Professing its solicitude for the wishes of Taiwan’s voters, the Chinese Communist Party could hardly restrain its joy at the results of the Nov. 24 elections. Its nemesis, President Tsai Ing-wen (蔡英文), and her Democratic Progressive Party (DPP) fared badly, casting a pall on their prospects for the 2020 election.
Two other outcomes give Beijing even more reason to celebrate. Each presents it with opportunities and, arguably, obligations going forward.
First was the failure of the referendum to change the name of Taiwan’s Olympic team from “Chinese Taipei” to “Taiwan.”
China strongly opposed the change and relishes the ongoing humiliation the current name imposes on Taiwan and its athletes by having them introduced not as a country, but as a mere subsidiary city of Greater China.
Several Chinese officials have ventured their expert electoral analysis on why the referendum lost and on the election results generally.
China’s Taiwan Affairs Office spokesman Ma Xiaoguang (馬曉光) put it in as understated a manner as he could: “We have noticed the results of the election.”
He went on to say that the referendum failed because its supporters “put the interests of Taiwan’s athletes at stake ... against the people’s will; the attempts at Taiwan independence are doomed to fail.”
While Chinese officials’ concern for the wishes of Taiwan’s voters is heartwarming, why stop there?

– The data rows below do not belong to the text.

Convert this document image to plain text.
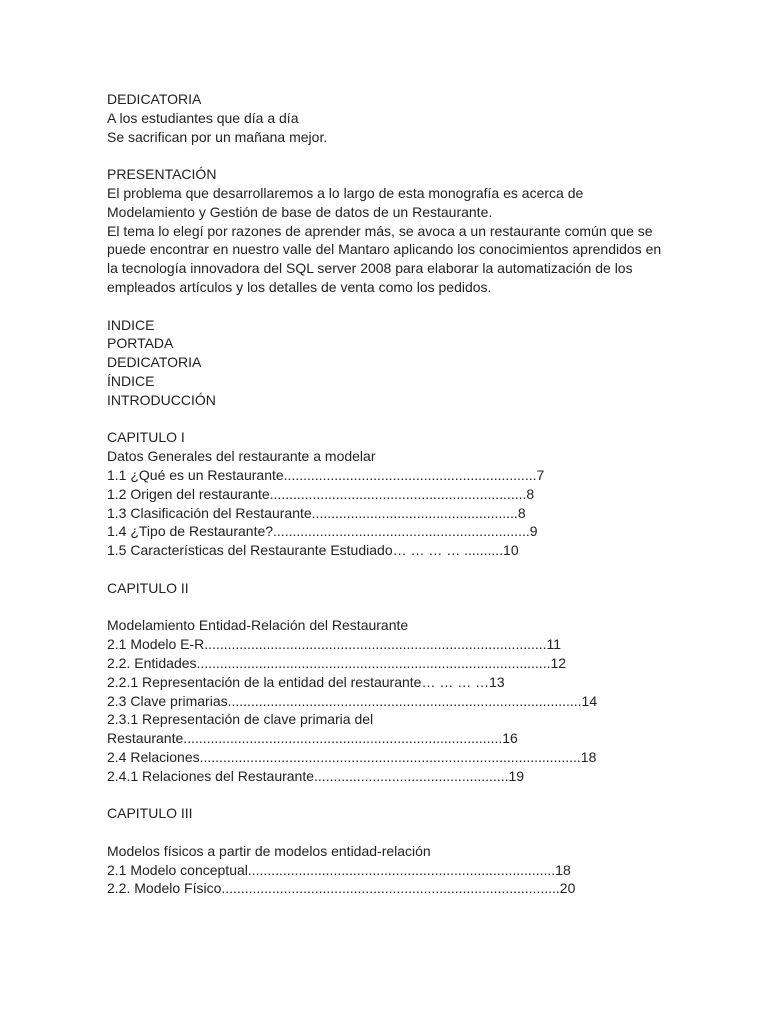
DEDICATORIA
A los estudiantes que día a día
Se sacrifican por un mañana mejor.
PRESENTACIÓN
El problema que desarrollaremos a lo largo de esta monografía es acerca de
Modelamiento y Gestión de base de datos de un Restaurante.
El tema lo elegí por razones de aprender más, se avoca a un restaurante común que se
puede encontrar en nuestro valle del Mantaro aplicando los conocimientos aprendidos en
la tecnología innovadora del SQL server 2008 para elaborar la automatización de los
empleados artículos y los detalles de venta como los pedidos.
INDICE
PORTADA
DEDICATORIA
ÍNDICE
INTRODUCCIÓN
CAPITULO I
Datos Generales del restaurante a modelar
1.1 ¿Qué es un Restaurante.................................................................7
1.2 Origen del restaurante..................................................................8
1.3 Clasificación del Restaurante.....................................................8
1.4 ¿Tipo de Restaurante?..................................................................9
1.5 Características del Restaurante Estudiado… … … … ..........10
CAPITULO II
Modelamiento Entidad-Relación del Restaurante
2.1 Modelo E-R........................................................................................11
2.2. Entidades...........................................................................................12
2.2.1 Representación de la entidad del restaurante… … … …13
2.3 Clave primarias...........................................................................................14
2.3.1 Representación de clave primaria del
Restaurante..................................................................................16
2.4 Relaciones..................................................................................................18
2.4.1 Relaciones del Restaurante..................................................19
CAPITULO III
Modelos físicos a partir de modelos entidad-relación
2.1 Modelo conceptual...............................................................................18
2.2. Modelo Físico.......................................................................................20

Beijing has the opportunity — and, for the sake of fairness and logical consistency (two values Chinese communists cherish) the obligation — to drive the point home by wiping the offensive name “Taiwan” from its lexicon.
China should honor the voters’ choice by using the new name in all official communications as they expunge the offensive name of Taiwan. Ma could start with the title of his own organization, which should rightfully be called the Taipei City Affairs Office of the State Council.
Chinese President Xi Jinping (習近平) will want to show bold leadership by starting the transition right at the top and inaugurating the new Taipei City Office of the Central Committee of China. He will take every opportunity to remind the world that “the Taipei City question cannot be put off for another generation.”
The Shanghai Communique and all subsequent statements will surely emphasize that Beijing can never accept “two Chinas, or one China and one Taipei City,” nor will China tolerate international shipping using the Taipei City Strait without permission. All this should assure the Taipei City-ese that their votes are being honored by Beijing.
Speaking of respecting voters’ will, that brings us to the second, and even more important, development from the elections: China’s growing appreciation for the democratic process.
Taiwan policy experts are debating how much of a factor Beijing’s influence operations played. Some say the effect was marginal at best, while others argue it might have been pivotal in some areas, especially on the Olympic name change question.
However, even if China’s vigorous intervention or interference did not change a single vote, Beijing now seems all-in on democratic participation.
Considering that it only started dabbling in electoral politics over the past decade or so, it launched a relatively sophisticated information campaign to sway voters away from the referendum and DPP candidates.
It certainly did its best to affect the outcome and deserves much credit for trying to learn how voters think, what they want and what kinds of appeals could motivate them to decide.
This is an admirable step forward for China’s leaders, whose previous experience with exercise of the franchise was “democratic centralism,” whereby a few thousand stage-managed party members robotically wave their placards in unison to demonstrate their passionate unanimity with whatever their dear leader wants to do.
China is definitely getting the hang of the democracy thing, having honed its skills by consistently tampering with Hong Kong’s partial autonomy under the promise of former Chinese leader Deng Xiaoping’s (鄧小平) “one country, two systems.”
Before too much longer, Beijing will have developed enough self-confidence in navigating the shoals of democratic politics that it will want to try it on a moderate scale in China itself.
All the years of hard practice in Hong Kong and Taiwan (and possibly even the US) will have been proved worthwhile and the world will rejoice that democracy has finally come to China.
As China’s leaders are convinced of their superior governing style, they will enjoy persuading Chinese to keep them in power. If not, they can always try again.
After all, as Zhang Wensheng (張文生), deputy head of the (Taipei City) Research Institute at Xiamen University, said of the election results: “Any party or politician would be dumped by voters if they ignore the interests of the public.”
The long-ignored citizens of China can hardly wait.
Joseph Bosco served as China country director in the office of the US secretary of defense and taught a graduate seminar on US-China-Taiwan relations at Georgetown University’s School of Foreign Service. He is a fellow at the Institute for Taiwan-American Studies.